Bu saldırılar, Kerkük’teki Türk ve Türkmen varlığının fiziki izlerini ortadan kaldırma çabalarının bir parçasıdır. Mezarlarımıza yapılan saldırılar, geçmişimizle bağımızı koparmak, çocuklarımıza kimliksiz bir gelecek bırakmak isteyenlerin planlarının bir tezahürüdür. Amaç açıktır: Kerkük, Türk kimliğinden arındırılmak isteniyor. Tarihi mirasımız, dilimiz ve kültürümüz hedef alınarak, Türkmenler adım adım yok sayılmaya çalışılıyor.
Bu durum, sadece Irak sınırları içinde yaşanan bir mesele değil, tüm Türk dünyasını ilgilendiren bir insanlık suçudur. Kerkük, bir Türk yurdudur. Tarihin derinliklerinden bu yana Türk varlığının izlerini taşıyan Kerkük, Türkiye’nin ve tüm Türk devletlerinin kardeşlik sorumluluğudur. Ancak, bugün bu saldırılara karşı gereken tepkinin verilmediğini görmek üzücüdür.
Türkiye ve Türk Dünyasının Sorumluluğu
Türkiye, Kerkük meselesinde daha proaktif bir politika izlemek zorundadır. Türkmenler yalnızca Irak’ın bir parçası değil, Türk dünyasının ayrılmaz bir parçasıdır. Bu nedenle, saldırılara karşı diplomatik girişimlerden uluslararası platformlarda gündem oluşturacak adımlara kadar her türlü araç devreye sokulmalıdır. Sessizlik, Türk varlığını yok etmeye çalışanlara cesaret vermekten başka bir işe yaramaz.
Aynı şekilde Türk devletlerinin de bu konuda bir araya gelerek ortak bir duruş sergilemesi gerekmektedir. Türk Konseyi, bu meselede kararlı bir tavır ortaya koymalı; Kerkük’ün tarihi statüsüne ve Türkmenlerin haklarına sahip çıkmalıdır. Eğer bugün susarsak, yarın ne Kerkük ne de Türkmen varlığı kalacaktır.
Kerkük’teki Mücadele, Kimliğimizin Mücadelesidir
Kerkük sadece bir coğrafi alan değil, Türk kimliğinin onuru, geçmişi ve geleceğidir. Mezar taşlarımıza yapılan saldırılar, köklerimize yapılan saldırılardır. Köklerinden koparılan bir millet, savunmasız ve zayıf düşmeye mahkumdur. Ancak Türk milleti tarih boyunca böyle bir tehdide boyun eğmedi, yine eğmeyecektir.
Bugün Kerkük için ayağa kalkmak, yarın Türk milletinin geleceğini savunmak anlamına gelir.
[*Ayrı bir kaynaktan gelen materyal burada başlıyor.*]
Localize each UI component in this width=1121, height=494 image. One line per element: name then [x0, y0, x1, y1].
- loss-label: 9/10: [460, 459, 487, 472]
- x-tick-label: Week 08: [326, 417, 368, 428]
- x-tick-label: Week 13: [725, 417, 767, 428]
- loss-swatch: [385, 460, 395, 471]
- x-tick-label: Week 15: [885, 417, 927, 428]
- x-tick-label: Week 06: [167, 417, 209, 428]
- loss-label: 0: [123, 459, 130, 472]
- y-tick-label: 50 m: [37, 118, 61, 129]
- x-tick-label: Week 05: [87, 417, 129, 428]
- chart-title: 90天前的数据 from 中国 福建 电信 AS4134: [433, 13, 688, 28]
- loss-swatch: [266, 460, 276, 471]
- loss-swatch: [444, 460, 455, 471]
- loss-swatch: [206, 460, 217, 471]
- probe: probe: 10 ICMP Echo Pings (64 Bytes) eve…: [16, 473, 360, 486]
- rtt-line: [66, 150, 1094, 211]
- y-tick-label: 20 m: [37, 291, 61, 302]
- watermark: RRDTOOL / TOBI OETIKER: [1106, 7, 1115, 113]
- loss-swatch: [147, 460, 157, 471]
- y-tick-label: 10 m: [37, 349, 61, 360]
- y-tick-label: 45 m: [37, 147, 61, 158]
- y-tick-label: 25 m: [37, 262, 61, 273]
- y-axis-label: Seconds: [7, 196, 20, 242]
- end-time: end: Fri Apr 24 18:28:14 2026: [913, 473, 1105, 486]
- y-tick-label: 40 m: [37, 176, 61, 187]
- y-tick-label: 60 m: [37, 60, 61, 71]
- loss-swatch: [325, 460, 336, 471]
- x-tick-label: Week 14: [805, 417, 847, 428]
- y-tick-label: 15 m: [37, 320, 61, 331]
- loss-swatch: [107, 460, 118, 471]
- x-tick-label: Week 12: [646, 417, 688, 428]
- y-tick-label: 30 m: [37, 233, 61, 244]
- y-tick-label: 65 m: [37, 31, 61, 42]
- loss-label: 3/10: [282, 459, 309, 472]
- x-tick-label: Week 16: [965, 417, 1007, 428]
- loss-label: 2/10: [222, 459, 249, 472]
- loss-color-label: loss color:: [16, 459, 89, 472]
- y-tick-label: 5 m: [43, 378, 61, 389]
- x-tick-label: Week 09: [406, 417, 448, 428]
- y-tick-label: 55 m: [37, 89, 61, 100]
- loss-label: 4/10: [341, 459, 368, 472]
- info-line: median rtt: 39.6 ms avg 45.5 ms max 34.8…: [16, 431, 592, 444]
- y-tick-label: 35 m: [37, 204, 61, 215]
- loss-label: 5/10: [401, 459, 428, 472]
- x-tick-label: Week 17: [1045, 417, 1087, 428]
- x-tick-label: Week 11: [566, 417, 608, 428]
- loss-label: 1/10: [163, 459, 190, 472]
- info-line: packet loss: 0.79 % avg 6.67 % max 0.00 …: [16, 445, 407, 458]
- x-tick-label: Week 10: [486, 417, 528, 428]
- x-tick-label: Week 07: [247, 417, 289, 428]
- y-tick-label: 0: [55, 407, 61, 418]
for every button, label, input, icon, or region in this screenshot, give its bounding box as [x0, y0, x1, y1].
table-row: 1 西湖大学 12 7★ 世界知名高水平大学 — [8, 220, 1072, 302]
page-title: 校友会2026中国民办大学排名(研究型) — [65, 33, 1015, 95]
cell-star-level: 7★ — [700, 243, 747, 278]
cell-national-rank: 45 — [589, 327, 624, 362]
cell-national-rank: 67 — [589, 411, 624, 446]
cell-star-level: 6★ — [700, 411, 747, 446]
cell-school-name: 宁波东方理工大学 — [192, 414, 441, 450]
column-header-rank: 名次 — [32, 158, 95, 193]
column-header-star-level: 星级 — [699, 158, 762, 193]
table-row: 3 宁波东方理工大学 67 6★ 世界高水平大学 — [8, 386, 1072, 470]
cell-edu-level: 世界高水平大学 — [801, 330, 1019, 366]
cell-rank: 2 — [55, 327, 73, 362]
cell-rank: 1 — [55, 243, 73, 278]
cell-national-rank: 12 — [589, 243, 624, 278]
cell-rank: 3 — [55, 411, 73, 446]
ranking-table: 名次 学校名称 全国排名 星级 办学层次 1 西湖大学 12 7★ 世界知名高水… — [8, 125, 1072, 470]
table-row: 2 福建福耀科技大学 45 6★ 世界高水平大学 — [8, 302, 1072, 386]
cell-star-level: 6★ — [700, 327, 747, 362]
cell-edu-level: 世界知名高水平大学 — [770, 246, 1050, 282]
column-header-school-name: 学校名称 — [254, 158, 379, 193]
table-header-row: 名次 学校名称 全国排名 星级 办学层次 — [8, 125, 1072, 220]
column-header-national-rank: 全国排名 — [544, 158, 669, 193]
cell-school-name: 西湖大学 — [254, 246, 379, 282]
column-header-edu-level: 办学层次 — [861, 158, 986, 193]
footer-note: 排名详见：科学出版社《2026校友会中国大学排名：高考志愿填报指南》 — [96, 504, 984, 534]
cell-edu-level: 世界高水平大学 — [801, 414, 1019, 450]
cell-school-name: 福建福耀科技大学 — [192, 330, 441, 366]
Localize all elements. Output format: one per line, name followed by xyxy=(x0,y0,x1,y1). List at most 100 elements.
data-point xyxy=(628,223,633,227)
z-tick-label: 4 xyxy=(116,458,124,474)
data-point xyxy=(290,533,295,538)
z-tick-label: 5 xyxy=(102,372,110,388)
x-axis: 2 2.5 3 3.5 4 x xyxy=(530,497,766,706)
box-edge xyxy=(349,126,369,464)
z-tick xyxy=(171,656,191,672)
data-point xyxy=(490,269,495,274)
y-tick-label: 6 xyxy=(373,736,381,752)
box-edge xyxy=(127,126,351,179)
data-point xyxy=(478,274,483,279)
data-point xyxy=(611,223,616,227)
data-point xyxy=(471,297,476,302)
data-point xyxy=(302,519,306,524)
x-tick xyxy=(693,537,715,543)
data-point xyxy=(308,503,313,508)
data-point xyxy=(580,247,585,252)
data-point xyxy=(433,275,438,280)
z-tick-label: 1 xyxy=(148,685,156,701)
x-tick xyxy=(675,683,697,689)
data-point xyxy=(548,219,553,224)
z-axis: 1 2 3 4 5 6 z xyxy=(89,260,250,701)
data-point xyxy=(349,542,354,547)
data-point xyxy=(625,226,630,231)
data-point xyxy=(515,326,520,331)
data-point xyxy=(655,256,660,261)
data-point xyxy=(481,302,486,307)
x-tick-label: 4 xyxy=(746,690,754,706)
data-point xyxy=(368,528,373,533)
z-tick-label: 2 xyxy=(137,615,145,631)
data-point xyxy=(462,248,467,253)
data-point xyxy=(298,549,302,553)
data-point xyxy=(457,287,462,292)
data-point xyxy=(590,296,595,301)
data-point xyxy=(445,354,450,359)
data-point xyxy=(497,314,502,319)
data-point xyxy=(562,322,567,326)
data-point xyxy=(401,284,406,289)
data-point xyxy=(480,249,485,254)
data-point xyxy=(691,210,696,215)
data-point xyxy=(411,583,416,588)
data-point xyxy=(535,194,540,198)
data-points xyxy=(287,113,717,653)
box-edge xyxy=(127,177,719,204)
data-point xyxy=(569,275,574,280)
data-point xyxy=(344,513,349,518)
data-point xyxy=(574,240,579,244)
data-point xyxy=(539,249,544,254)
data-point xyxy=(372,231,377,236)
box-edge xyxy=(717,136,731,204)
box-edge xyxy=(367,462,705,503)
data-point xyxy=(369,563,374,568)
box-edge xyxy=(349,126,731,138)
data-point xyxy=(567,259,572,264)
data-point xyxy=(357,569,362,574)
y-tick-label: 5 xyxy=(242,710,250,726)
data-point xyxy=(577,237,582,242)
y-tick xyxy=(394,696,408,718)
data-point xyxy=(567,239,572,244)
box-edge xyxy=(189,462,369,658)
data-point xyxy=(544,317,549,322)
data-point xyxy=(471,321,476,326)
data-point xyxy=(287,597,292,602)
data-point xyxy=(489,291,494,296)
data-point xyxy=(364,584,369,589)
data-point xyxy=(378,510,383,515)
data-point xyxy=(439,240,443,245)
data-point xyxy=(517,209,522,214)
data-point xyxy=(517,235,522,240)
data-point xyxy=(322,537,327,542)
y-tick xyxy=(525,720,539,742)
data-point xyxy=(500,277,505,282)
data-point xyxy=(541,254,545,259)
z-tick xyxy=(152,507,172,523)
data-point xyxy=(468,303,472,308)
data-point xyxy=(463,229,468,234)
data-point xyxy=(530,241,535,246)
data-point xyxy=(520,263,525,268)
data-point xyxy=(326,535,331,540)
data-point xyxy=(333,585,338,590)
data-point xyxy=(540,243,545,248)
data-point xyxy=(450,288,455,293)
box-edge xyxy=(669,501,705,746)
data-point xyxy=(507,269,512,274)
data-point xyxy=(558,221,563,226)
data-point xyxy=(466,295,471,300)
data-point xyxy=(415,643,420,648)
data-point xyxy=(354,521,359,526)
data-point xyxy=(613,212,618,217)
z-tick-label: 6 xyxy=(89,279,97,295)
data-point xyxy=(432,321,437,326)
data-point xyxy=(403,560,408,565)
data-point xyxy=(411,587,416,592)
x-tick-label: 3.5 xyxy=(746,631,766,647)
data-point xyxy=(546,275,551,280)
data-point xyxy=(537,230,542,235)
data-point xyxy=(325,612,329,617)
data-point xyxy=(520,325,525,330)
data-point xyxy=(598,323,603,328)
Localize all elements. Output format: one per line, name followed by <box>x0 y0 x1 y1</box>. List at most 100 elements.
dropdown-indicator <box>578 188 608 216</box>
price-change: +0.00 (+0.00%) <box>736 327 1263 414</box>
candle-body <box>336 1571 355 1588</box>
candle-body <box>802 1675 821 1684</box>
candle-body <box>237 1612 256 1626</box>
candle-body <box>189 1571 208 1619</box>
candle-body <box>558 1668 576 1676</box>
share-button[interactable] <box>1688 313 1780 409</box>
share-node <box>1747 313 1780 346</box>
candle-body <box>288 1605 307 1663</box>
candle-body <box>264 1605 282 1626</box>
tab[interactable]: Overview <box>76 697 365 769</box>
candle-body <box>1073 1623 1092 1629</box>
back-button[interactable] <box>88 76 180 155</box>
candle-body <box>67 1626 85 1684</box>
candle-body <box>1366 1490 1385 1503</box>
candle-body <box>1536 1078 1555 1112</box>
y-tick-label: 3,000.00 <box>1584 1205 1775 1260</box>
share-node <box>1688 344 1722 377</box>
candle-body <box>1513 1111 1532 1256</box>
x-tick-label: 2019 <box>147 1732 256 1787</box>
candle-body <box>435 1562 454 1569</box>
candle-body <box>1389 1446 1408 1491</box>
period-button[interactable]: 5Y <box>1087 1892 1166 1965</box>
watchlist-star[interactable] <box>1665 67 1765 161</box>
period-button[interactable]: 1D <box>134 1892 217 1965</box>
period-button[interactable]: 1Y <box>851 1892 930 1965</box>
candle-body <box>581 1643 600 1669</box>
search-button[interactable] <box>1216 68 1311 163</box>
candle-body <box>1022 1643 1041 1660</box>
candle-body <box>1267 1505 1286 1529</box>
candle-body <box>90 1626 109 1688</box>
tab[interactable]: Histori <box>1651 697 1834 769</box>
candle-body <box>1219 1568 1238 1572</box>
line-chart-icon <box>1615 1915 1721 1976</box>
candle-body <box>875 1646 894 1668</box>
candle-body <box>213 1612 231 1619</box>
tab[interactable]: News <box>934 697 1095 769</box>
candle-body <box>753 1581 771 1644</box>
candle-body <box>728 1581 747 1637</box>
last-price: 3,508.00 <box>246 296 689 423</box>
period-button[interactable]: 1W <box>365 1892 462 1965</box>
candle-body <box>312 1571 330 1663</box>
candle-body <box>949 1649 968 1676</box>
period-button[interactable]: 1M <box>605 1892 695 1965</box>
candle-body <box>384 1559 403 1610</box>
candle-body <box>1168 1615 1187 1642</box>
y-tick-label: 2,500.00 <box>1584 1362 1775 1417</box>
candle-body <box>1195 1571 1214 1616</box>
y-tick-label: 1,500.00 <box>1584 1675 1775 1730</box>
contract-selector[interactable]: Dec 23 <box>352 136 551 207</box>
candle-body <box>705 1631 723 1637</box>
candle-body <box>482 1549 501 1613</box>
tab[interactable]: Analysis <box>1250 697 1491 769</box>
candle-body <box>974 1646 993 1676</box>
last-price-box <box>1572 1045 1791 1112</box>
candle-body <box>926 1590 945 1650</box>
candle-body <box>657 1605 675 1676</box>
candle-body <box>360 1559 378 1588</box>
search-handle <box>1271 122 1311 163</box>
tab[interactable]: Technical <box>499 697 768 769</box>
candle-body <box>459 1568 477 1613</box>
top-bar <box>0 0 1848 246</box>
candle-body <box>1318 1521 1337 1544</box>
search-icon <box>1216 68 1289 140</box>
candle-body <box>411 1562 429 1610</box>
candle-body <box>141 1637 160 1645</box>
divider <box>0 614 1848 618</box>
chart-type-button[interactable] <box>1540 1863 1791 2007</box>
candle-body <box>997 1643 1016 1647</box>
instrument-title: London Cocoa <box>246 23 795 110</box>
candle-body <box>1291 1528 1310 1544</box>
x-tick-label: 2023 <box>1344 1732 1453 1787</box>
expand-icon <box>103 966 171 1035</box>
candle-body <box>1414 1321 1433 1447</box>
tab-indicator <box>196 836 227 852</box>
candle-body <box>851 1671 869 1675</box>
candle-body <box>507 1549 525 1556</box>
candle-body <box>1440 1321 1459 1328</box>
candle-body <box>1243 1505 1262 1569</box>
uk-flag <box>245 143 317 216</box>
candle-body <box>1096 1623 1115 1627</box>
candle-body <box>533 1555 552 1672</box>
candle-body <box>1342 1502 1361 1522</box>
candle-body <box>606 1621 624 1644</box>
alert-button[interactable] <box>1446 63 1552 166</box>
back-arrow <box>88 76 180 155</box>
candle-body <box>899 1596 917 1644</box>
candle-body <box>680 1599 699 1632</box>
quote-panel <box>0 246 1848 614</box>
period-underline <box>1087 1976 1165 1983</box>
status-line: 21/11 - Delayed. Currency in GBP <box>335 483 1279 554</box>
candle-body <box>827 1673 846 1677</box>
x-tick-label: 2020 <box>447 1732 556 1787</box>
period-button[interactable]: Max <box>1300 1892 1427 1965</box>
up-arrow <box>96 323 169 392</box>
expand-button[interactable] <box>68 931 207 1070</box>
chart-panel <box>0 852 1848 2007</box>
Bu nedenle, Türkiye ve Türk dünyası, Kerkük’teki kardeşlerimize yapılan saldırılara “dur” demek için harekete geçmelidir. Aksi takdirde tarih, bu sessizliği ve ihmali affetmeyecektir.
Unutulmamalıdır ki, Kerkük Türk’tür, Türk kalacaktır. Ancak bu kalıcılık, sadece duygusal söylemlerle değil, kararlı ve somut adımlarla mümkün olacaktır. Bu davanın sessiz tanıkları değil, güçlü savunucuları olmalıyız.